“A Personal Decision”
There is this idea in the United States that healthcare is entirely a personal matter. In a country that values individual rights so highly, this is quite consistent with the American spirit. After all, if someone can own as many guns as they want, they should also be able to choose what they do with their bodies. This type of idea is enshrined by an important law: HIPAA (pronounced “HIP-uh”). The Health Insurance Portability and Accountability Act of 1996 required doctors to maintain high standards of confidentiality. HIPAA is an onerous piece of data protection legislation that came into effect 21 years before Europe’s GDPR. Its “Privacy Rule” helps ensure that healthcare entities (hospitals, doctors offices) protect the sensitive healthcare information of private individuals. This strict protection of privacy falls in line with the idea that healthcare data is extremely personal, but sometimes personal autonomy clashes with public good. As we have witnessed over the last year and a half, pandemics necessitate personal sacrifice.

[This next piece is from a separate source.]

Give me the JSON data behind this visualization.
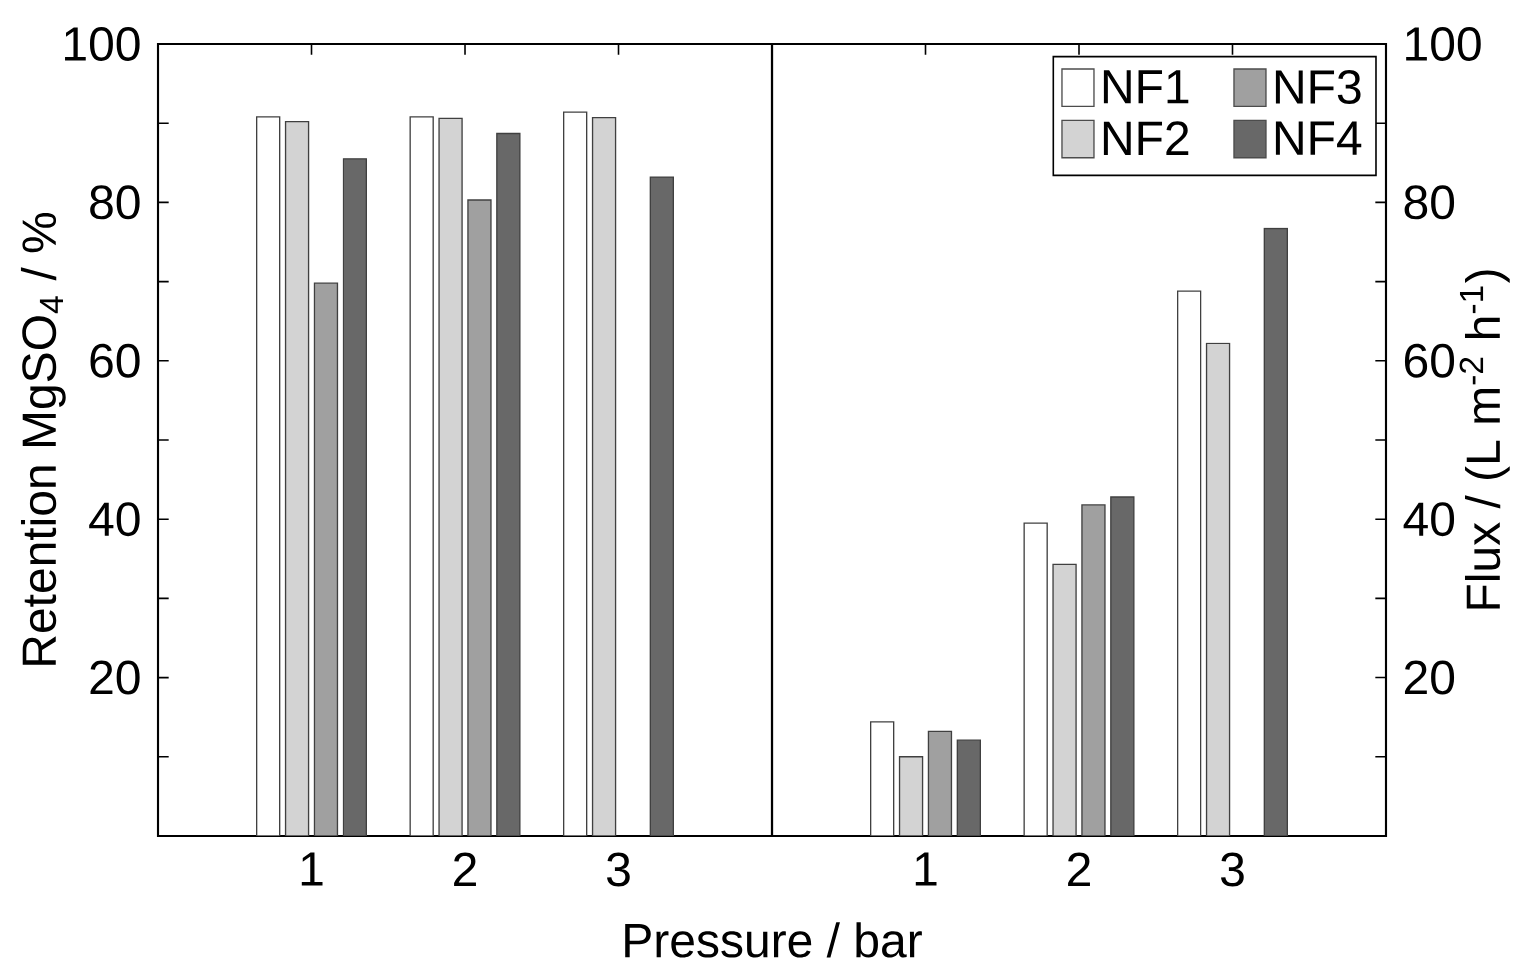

Despite protections for health-related data, the US as a whole is not a country that emphasises bodily autonomy. “My body, my choice”, which has traditionally been a rallying cry for pro-choice advocates, has been co-opted by vaccine deniers. But abortion is still a hotly contested issue, and abortion’s status as a constitutionally protected right seems to be hanging out by a thread given the current composition of the Supreme Court. Likewise, Americans cannot buy any drug they want—marijuana is still illegal in much of the country—because politicians control drugs and abortion access in the name of public good. If people choose to deny public good in favour of personal freedoms, they can do so, but there are often consequences. In the case of drugs, that can mean jail time. In the case of refusing to comply with vaccine mandates, that can mean losing one’s job.

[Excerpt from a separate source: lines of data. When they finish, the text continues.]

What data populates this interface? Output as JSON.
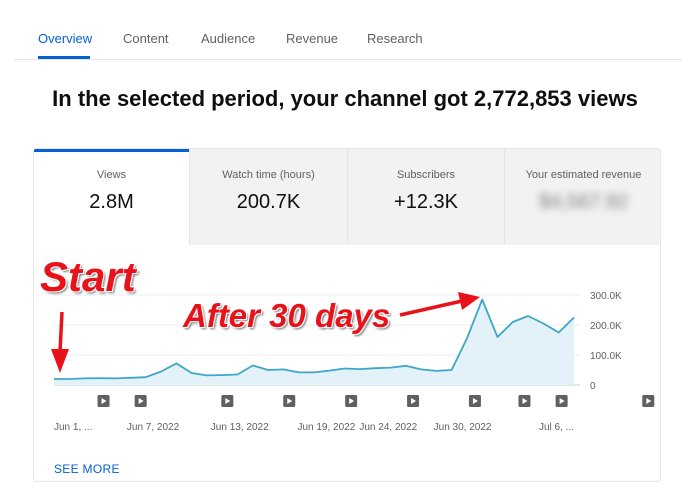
{
  "tabs": [
    {
      "label": "Overview",
      "active": true
    },
    {
      "label": "Content",
      "active": false
    },
    {
      "label": "Audience",
      "active": false
    },
    {
      "label": "Revenue",
      "active": false
    },
    {
      "label": "Research",
      "active": false
    }
  ],
  "headline": "In the selected period, your channel got 2,772,853 views",
  "metrics": [
    {
      "label": "Views",
      "value": "2.8M",
      "selected": true
    },
    {
      "label": "Watch time (hours)",
      "value": "200.7K",
      "selected": false
    },
    {
      "label": "Subscribers",
      "value": "+12.3K",
      "selected": false
    },
    {
      "label": "Your estimated revenue",
      "value": "$4,567.92",
      "selected": false,
      "blurred": true
    }
  ],
  "see_more_label": "SEE MORE",
  "annotations": {
    "start": "Start",
    "after": "After 30 days",
    "color": "#e8121a"
  },
  "colors": {
    "accent": "#065fd4",
    "line": "#3ea6c8",
    "fill": "#e3f2f8",
    "annotation": "#e8121a"
  },
  "chart_data": {
    "type": "area",
    "series": [
      {
        "values": [
          20000,
          20000,
          22000,
          23000,
          22000,
          24000,
          26000,
          45000,
          72000,
          40000,
          32000,
          33000,
          35000,
          65000,
          50000,
          52000,
          42000,
          42000,
          48000,
          55000,
          53000,
          56000,
          58000,
          64000,
          52000,
          47000,
          50000,
          155000,
          285000,
          160000,
          210000,
          230000,
          205000,
          175000,
          225000
        ]
      }
    ],
    "x_tick_labels": [
      "Jun 1, ...",
      "Jun 7, 2022",
      "Jun 13, 2022",
      "Jun 19, 2022",
      "Jun 24, 2022",
      "Jun 30, 2022",
      "Jul 6, ..."
    ],
    "x_tick_indices": [
      1,
      8,
      15,
      22,
      27,
      33,
      40
    ],
    "y_tick_labels": [
      "300.0K",
      "200.0K",
      "100.0K",
      "0"
    ],
    "y_tick_values": [
      300000,
      200000,
      100000,
      0
    ],
    "ylim": [
      0,
      300000
    ],
    "y_axis_position": "right",
    "grid": true,
    "video_marker_indices": [
      4,
      7,
      14,
      19,
      24,
      29,
      34,
      38,
      41,
      48,
      53,
      58
    ]
  }
}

In recent weeks, several high-profile people in the sporting world have put their careers on the line because of vaccine mandates. ESPN Reporter Allison Williams quit her job over the vaccine mandate citing fertility concerns (those concerns are widespread, but no links have been found between jabs and fertility issues). Even if her concerns are based on misinformation, if she genuinely believes this misinformation, then I can understand why she chose to quit. But one recent case leaves me scratching my head: Nick Rolovich, the former head coach of the Washington State University football team.
Head coaching gigs, especially for state schools, are considered some of the country’s best jobs. People not only earn massive amounts, but in most states, football coaches at state universities are the highest-paid public employees in that state. Public employees have generous incentives and retirement packages, so Rolovich’s 3 million USD annual salary is absurd. With that kind of salary, a few years of work guarantees wealth for one’s family for generations. As state employees, Rolovich and four of his employees were required to get vaccinated to comply with a state mandate. They did not, so they were fired for cause, meaning that Rolovich will not receive the contractually guaranteed 10 million USD that he was set to receive by the end of 2025.
I am not Nick Rolovich. Therefore, I cannot speak to his motives. I do know that he sought a religious exemption to the vaccine mandate but would not publicly specify his religious views. Moreover, he mentioned in August that he would find a way to comply with the vaccine mandate. His repeated refusal, and the ensuing media frenzy, became an increasingly large distraction for the team as the mandate compliance deadline drew near. Eventually, his “personal issue” led him to become a public vaccine martyr. If someone is willing to give up over 10 million USD, I can only imagine how many other martyrs there are in workplaces across America.